Book Review: The Gifted Gabaldon Sisters

Four sisters named after their mother’s favorite movie stars, Bette Davis, Loretta Young, Rita Hayworth and Sophia Loren along with brother Cary Grant Gabaldon come of age in this multilayered story spanning two decades. After the premature death of their mother, the Gabaldon children grew up under the tutelage of Fermina, their father’s venerable American Indian housekeeper. As the girls grow up, Fermina tells each of them that upon her death, they will receive a special gift although she never alludes to what those gifts might be.

With the ancient Fermina’s passing, the girls come to believe she has gifted them with special talents.
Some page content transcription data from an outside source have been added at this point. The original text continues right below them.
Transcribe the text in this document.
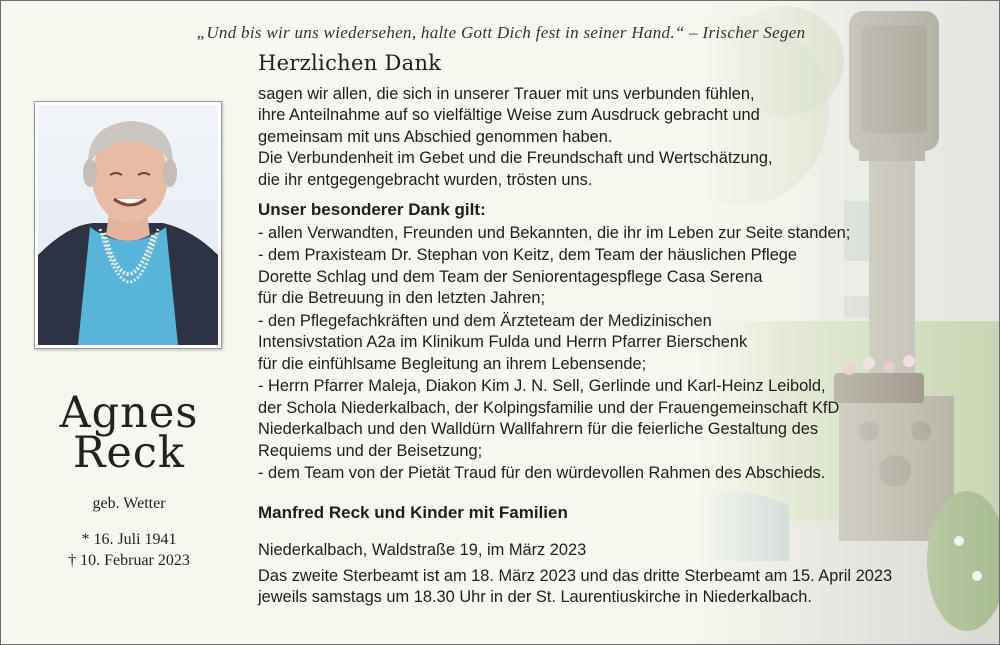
„Und bis wir uns wiedersehen, halte Gott Dich fest in seiner Hand.“ – Irischer Segen
Agnes
Reck
geb. Wetter
* 16. Juli 1941
† 10. Februar 2023
Herzlichen Dank
sagen wir allen, die sich in unserer Trauer mit uns verbunden fühlen,
ihre Anteilnahme auf so vielfältige Weise zum Ausdruck gebracht und
gemeinsam mit uns Abschied genommen haben.
Die Verbundenheit im Gebet und die Freundschaft und Wertschätzung,
die ihr entgegengebracht wurden, trösten uns.
Unser besonderer Dank gilt:
- allen Verwandten, Freunden und Bekannten, die ihr im Leben zur Seite standen;
- dem Praxisteam Dr. Stephan von Keitz, dem Team der häuslichen Pflege
Dorette Schlag und dem Team der Seniorentagespflege Casa Serena
für die Betreuung in den letzten Jahren;
- den Pflegefachkräften und dem Ärzteteam der Medizinischen
Intensivstation A2a im Klinikum Fulda und Herrn Pfarrer Bierschenk
für die einfühlsame Begleitung an ihrem Lebensende;
- Herrn Pfarrer Maleja, Diakon Kim J. N. Sell, Gerlinde und Karl-Heinz Leibold,
der Schola Niederkalbach, der Kolpingsfamilie und der Frauengemeinschaft KfD
Niederkalbach und den Walldürn Wallfahrern für die feierliche Gestaltung des
Requiems und der Beisetzung;
- dem Team von der Pietät Traud für den würdevollen Rahmen des Abschieds.
Manfred Reck und Kinder mit Familien
Niederkalbach, Waldstraße 19, im März 2023
Das zweite Sterbeamt ist am 18. März 2023 und das dritte Sterbeamt am 15. April 2023
jeweils samstags um 18.30 Uhr in der St. Laurentiuskirche in Niederkalbach.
Vivid imaginations and natural abilities lead them to fall into distinctive behaviors where Loretta is a healer, Bette is an accomplished liar, Sophia can bestow the gift of laughter and Rita has the ability to cast curses on people. As the young women grow up, they begin to wonder more about their beloved Fermina as they struggle with the burden of their “gifts”, what unfolds is journey of self-discovery.

Each chapter tells the story from a different sister’s perspective as they grew into adulthood in LA from the early sixties to the eighties. Lopez has created a warm, intimate view of the bonds that tie sisters together with Fermina’s remarkable life serving as a fascinating subplot. The finely nuanced Mexican American characters add an additional layer to this rich, lovingly told story.